Дьячиха Домна Степановна была высокая, здоровенная женщина, широкая в кости и с таким рябым лицом, про которое все соседи говорили, что по ночам на нем черт горох молотил. Некрасива была дьячиха, но зато могла воротить весь дом, да еще успевала обругать всю свою улицу. На Прокопьевской ярмарке она торговала квасом и калачами, а по зимам сама ездила за дровами. Одним словом, клад — не баба, если б не побывала в полоне у орды. Чуть что, свои бабы и начнут корить богоданною дочкою Охоней, которую дьячиха из орды принесла. Охоня часто плакала, когда ребята на улице ей проходу не давали: и раскосая, и черная, и киргизская кость.
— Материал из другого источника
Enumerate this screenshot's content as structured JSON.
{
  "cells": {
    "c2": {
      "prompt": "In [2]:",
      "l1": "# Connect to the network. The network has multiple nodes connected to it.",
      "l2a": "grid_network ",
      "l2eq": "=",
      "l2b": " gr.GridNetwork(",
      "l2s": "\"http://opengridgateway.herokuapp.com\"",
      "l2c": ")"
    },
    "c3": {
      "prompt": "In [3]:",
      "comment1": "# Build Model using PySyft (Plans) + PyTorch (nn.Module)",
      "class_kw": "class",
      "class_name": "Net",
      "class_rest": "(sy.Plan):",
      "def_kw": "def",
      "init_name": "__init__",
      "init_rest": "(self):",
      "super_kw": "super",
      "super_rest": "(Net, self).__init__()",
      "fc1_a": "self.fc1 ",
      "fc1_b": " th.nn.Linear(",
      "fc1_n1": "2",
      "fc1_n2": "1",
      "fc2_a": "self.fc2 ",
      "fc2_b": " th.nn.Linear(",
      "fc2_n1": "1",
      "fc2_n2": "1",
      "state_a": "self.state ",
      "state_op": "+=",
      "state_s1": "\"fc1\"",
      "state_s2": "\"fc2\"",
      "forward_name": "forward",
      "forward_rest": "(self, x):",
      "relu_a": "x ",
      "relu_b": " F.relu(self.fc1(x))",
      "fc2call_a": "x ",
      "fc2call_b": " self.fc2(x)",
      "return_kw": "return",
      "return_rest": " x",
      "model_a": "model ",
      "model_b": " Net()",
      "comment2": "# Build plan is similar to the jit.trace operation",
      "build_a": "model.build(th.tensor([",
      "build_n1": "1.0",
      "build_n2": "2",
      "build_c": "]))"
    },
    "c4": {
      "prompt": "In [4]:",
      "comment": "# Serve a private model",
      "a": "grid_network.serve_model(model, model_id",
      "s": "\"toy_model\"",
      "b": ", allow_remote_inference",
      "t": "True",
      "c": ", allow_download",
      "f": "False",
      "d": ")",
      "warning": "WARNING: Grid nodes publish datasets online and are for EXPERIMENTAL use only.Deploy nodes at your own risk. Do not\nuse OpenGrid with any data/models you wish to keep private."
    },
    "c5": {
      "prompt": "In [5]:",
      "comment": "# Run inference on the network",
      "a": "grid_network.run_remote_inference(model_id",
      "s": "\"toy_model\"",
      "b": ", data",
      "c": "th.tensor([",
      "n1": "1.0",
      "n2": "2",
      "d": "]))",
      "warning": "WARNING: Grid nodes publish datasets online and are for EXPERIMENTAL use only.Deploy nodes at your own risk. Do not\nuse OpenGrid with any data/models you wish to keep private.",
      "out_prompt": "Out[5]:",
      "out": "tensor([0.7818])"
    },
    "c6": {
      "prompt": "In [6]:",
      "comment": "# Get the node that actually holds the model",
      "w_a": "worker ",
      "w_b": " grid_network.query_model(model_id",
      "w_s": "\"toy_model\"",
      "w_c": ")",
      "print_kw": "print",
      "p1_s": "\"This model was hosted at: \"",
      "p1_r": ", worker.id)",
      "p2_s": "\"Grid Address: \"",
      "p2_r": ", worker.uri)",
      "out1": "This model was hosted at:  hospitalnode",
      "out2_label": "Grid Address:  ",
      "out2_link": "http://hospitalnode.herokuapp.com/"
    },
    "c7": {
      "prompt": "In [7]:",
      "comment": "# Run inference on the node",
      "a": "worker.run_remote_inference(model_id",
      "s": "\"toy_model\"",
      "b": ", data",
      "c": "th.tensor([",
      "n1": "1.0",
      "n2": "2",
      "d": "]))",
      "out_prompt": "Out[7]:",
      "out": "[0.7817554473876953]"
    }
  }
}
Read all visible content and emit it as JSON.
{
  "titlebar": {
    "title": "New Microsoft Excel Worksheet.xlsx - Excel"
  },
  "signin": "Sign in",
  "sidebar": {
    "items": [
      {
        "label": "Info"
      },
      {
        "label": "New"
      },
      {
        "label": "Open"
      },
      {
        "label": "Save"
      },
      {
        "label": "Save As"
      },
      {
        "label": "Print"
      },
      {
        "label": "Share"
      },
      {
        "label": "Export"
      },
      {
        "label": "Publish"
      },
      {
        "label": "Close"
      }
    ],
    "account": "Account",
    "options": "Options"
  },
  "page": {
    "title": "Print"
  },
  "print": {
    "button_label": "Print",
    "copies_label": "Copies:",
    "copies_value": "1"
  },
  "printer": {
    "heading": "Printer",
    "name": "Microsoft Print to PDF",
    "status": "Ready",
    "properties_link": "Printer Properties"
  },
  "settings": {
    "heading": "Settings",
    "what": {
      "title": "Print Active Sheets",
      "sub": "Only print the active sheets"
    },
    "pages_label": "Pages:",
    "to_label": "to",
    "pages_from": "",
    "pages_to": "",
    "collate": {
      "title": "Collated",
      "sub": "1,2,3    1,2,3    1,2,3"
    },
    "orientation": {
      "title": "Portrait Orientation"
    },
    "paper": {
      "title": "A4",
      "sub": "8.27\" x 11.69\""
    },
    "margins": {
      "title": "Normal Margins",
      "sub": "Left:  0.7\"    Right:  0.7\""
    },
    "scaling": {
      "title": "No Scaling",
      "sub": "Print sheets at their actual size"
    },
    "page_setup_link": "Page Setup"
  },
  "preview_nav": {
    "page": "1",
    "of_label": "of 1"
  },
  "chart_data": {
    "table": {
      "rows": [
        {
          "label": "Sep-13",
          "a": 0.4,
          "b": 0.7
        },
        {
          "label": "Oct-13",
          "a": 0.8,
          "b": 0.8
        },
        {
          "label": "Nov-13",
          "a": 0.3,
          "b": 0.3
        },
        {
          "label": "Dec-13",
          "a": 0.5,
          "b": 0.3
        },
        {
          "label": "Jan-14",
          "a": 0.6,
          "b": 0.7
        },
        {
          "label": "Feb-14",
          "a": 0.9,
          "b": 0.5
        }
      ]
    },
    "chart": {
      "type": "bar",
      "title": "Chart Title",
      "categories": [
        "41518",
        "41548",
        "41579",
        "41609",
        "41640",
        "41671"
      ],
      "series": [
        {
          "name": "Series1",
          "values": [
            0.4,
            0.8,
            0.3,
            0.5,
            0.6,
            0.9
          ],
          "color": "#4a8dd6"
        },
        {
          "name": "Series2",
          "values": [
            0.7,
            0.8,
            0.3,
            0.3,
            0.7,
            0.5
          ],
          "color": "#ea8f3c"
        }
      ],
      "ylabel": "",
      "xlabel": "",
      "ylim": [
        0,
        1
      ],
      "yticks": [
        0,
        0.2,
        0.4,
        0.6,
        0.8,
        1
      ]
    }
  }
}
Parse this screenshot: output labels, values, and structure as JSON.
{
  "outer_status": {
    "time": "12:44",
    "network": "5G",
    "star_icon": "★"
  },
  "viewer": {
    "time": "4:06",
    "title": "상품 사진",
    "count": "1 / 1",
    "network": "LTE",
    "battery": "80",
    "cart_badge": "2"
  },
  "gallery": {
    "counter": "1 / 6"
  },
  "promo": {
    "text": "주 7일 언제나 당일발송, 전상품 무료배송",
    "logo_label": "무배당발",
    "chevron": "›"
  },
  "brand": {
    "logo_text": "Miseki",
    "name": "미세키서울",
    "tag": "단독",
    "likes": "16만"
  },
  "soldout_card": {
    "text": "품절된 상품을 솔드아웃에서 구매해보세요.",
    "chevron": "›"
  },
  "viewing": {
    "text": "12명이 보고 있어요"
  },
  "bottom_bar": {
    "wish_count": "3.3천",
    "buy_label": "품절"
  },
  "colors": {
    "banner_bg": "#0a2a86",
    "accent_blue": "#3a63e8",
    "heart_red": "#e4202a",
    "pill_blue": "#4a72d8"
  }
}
Матери подучат, а ребятишки выкрикивают.
Вошел Арефа в свою избушку и долго молился образу Прокопия,
— Ну, здравствуй, Домна Степановна… Каково живешь-можешь?
— Ох, и не спрашивай, Арефа Кузьмич! — всплакала дьячиха. — И свету божьего без тебя не видала… Глазыньки все проплакала.
Лошадь Арефа отправил к попу Мирону с Охоней, да заказал сказать, что она приехала одна, а он остался в Усторожье. Не ровен час, развяжет поп Мирон язык не ко времени. Оставшись с женой, Арефа рассказал, как освободила его Охоня, как призывал его к себе воевода Полуект Степаныч и как велел, нимало не медля, уезжать на Баламутские заводы к Гарусову.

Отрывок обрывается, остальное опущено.